Persönliche Gedanken zu Risiken und Nebenwirkungen
Wahrscheinlich geht es euch genauso wie mir: Es ist ganz schön komplex, sich ein Bild der Lage zu machen welches die Realität hinreichend genau abbildet, um daraus verantwortungsvolle Schlüsse zu ziehen. Als Tangotänzer, -veranstalter und -lehrer sehe ich mich allerdings in der Pflicht, mich um eine belastbare eigene Meinung zu kümmern.
Nicht zuletzt, weil wir als Tangocommunity m.E. besonders gefordert sind, uns Gedanken zu machen: Aus Sicht der Virologie gehört Tangotanzen in Milongas, wie wir es kennen und lieben, zu den allerletzten Dingen, die nicht mehr von Verboten betroffen sein werden. Die Frage danach, was richtig ist, spaltet auch die Tangowelt in ‚Vorsichtige‘ und ‚Sorglose’. Damit wir uns alle irgendwann alle als ‚Informierte‘ wiederfinden braucht es eine möglichst faktenbasierte eigene Meinung dazu, die wir uns im Dauerfeuer zwischen angstschürender Berichterstattung und Verschwörungstheorien wohl selber erarbeiten müssen. Auch um zu wissen, ob z.B. die Teilnahme am Untergrundtango in Wohnzimmern verantwortbar ist.
Solange diese Diskussion rein emotionsbasiert geführt wird, werden die Vorsichtigen, die Sorglosen und die Informierten nicht zusammenkommen. Aus meiner Sicht hilft da nur das ZDF: Zahlen, Daten, Fakten. Und zwar aus einer Vielzahl von Fachgebieten.
Hilfreich zur Einordnung meiner eigenen Perspektive fand ich eine kleine Graphik aus dem Kontext des Integralen Denkens mit den vier Dimensionen Vertrauen, Naivität, Zynismus und kritisches Denken (s.u.). Mein eigenes Denken bewegte sich in der Vergangenheit zugegebenermaßen meistens zwischen den Polen Vertrauen und Naivität. Von Zynismus, der mir von anderen entgegengebracht wird, bekomme ich meistens Bauchweh. Kritisches Denken ist mir als ehemaliger Akademiker und Wissenschaftler zwar nicht völlig fremd, jedoch habe ich es erst mal nicht auf Themen wie Pandemie, PCR-Test, Virologie, Immunologie, Grundrechte usw. angewandt. Dies habe ich versucht, nachzuholen, um Widersprüche aufzulösen, die sich in meiner Wahrnehmung des medialen Trommelfeuers auftun.

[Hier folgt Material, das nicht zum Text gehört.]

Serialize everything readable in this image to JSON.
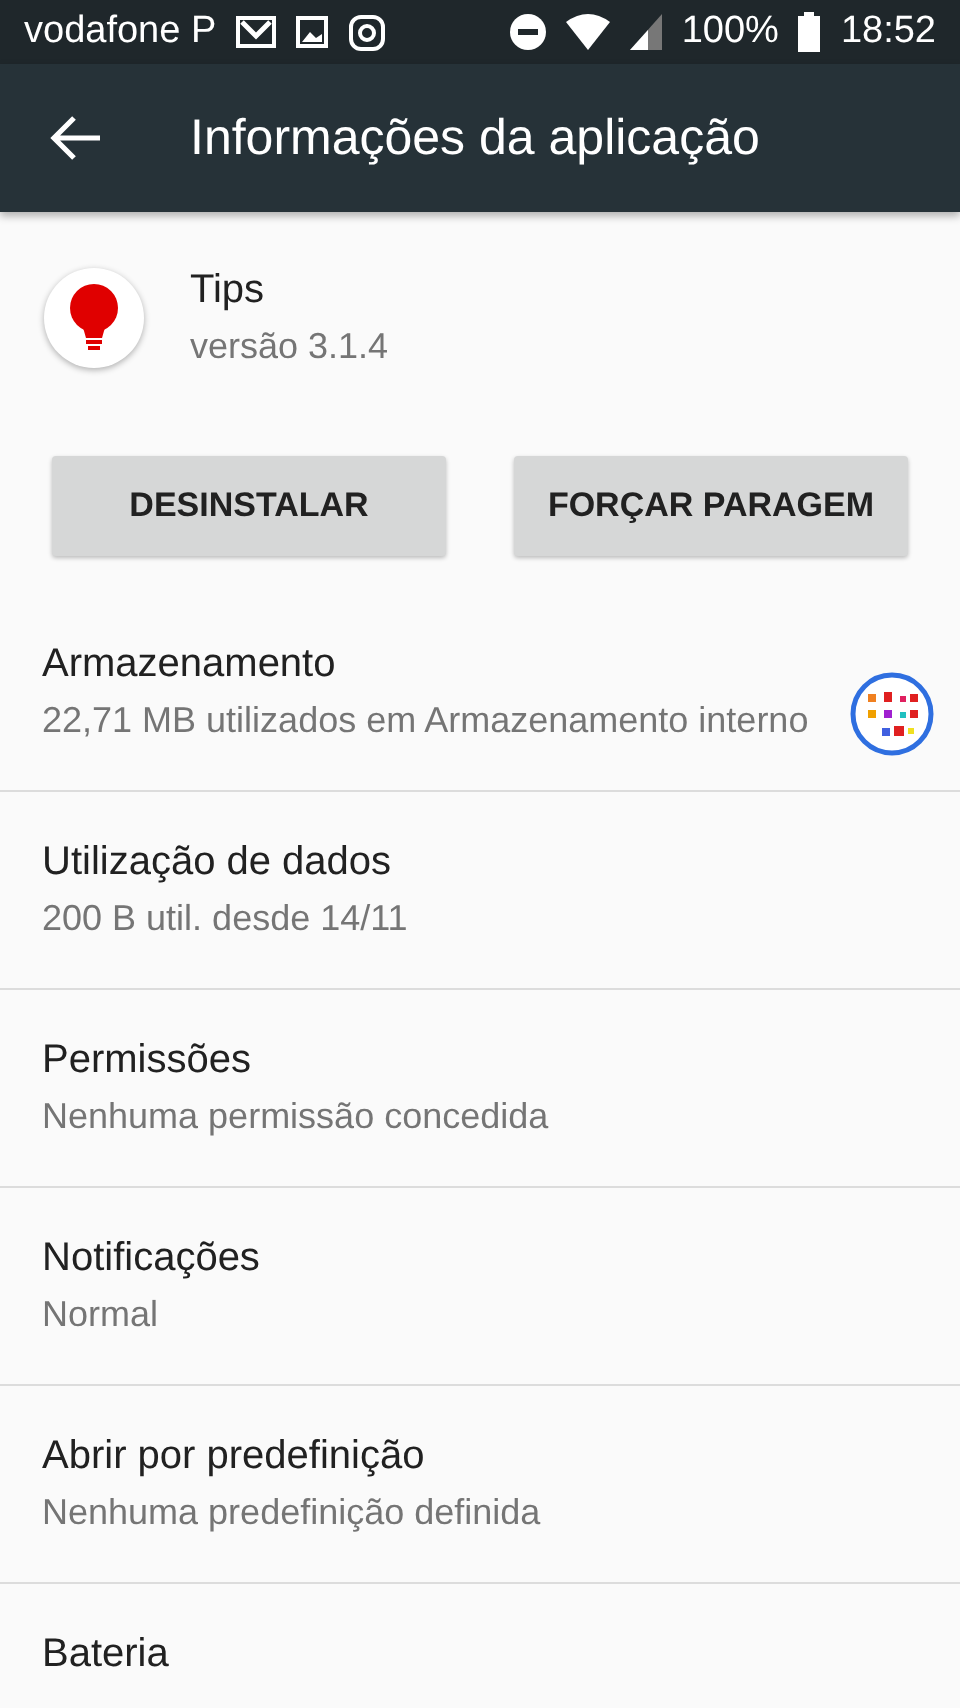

Im Kern geht es natürlich um die Frage: Wie gefährlich ist Covid-19 wirklich? Diese Frage wird meistens heruntergebrochen auf: Wieviele Intensivbetten stehen zur Verfügung für schwere Krankheitsverläufe? Wieviele positiv Getestete können die Gesundheitsämter im Blick behalten? Dagegen steht die Frage der Verhältnismäßigkeit: Wieviel Sinn machen welche Schutzmaßnahmen in Anbetracht eines Abwägens zwischen dem Schutz von Gesundheit einerseits und anderen nicht ganz unwesentlichen Grundrechten andererseits?

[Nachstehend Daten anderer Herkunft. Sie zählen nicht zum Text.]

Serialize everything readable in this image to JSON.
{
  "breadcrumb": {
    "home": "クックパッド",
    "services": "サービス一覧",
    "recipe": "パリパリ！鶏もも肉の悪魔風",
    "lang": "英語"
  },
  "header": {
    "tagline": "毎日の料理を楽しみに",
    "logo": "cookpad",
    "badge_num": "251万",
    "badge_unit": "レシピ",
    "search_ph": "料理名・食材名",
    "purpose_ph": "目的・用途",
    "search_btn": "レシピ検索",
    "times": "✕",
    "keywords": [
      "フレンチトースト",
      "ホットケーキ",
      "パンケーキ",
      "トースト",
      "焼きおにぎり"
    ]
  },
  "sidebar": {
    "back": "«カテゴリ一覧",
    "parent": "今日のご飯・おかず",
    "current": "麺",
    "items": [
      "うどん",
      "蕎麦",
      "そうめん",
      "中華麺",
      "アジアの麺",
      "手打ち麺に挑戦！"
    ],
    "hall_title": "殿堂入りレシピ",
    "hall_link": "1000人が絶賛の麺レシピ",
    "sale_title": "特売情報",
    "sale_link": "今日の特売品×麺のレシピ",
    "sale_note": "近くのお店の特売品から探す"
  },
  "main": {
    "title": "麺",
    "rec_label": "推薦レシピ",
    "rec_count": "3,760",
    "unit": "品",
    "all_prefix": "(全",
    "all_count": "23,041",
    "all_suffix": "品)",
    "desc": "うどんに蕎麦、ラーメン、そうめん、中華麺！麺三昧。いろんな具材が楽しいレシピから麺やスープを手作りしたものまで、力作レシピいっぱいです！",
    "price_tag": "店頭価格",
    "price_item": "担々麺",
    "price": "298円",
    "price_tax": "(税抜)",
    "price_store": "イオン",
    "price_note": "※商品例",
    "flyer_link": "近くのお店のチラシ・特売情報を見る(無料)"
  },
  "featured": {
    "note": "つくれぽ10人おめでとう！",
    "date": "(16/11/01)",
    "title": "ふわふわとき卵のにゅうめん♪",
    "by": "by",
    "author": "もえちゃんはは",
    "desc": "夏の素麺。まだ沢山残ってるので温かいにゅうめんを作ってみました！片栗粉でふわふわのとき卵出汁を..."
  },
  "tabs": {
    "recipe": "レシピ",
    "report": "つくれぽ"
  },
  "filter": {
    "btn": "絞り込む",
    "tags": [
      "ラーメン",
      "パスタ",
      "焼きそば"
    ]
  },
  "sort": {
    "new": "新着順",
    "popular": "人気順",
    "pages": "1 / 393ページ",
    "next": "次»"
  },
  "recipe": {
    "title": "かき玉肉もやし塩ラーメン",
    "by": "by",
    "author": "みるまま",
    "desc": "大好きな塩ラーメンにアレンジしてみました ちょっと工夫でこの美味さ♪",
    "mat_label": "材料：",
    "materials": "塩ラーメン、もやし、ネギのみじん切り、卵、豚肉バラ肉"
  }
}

Zur Zeit wird vor allem auf die Zahl der positiven Testergebnisse geschaut. Diese wird als Grundlage genommen, um die Belastung des Gesundheitssystems abzuschätzen. Alle relevanten Zahlen kann man mit etwas Recherche selbst finden. So sind die meisten Getesteten negativ. Nicht alle positiv Getesteten sind tatsächlich aktiv infiziert (der Test wurde gar nicht dafür entwickelt), außerdem gibt es eine Falschpositivrate von 1% bis 50% je nach verwendetem Testverfahren. Nicht alle Infizierten entwickeln Symptome, in 80-90% der Fälle gibt es keine bis milde Symptome wie bei einer Grippe. Bleiben die schweren Verläufe, die auch zum Tod führen können (laut WHO 0,23 % der tatsächlich Infizierten).
Für eine realistische Einschätzung des Geschehens reicht die Zahl der positiven Testergebnisse und der Inzidenzwerte also nicht aus. Es braucht dafür mindestens die tatsächliche Zahl der belegten Intensivbetten, die tatsächliche Letalitätsrate, der Altersdurchschnitt der Todesfälle (derzeit ca. 81 Jahre), die Unterscheidung von „an oder mit“, belastbare Zahlen in Bezug auf Übersterblicheit usw. (mehr dazu am Ende bei den Ressourcen).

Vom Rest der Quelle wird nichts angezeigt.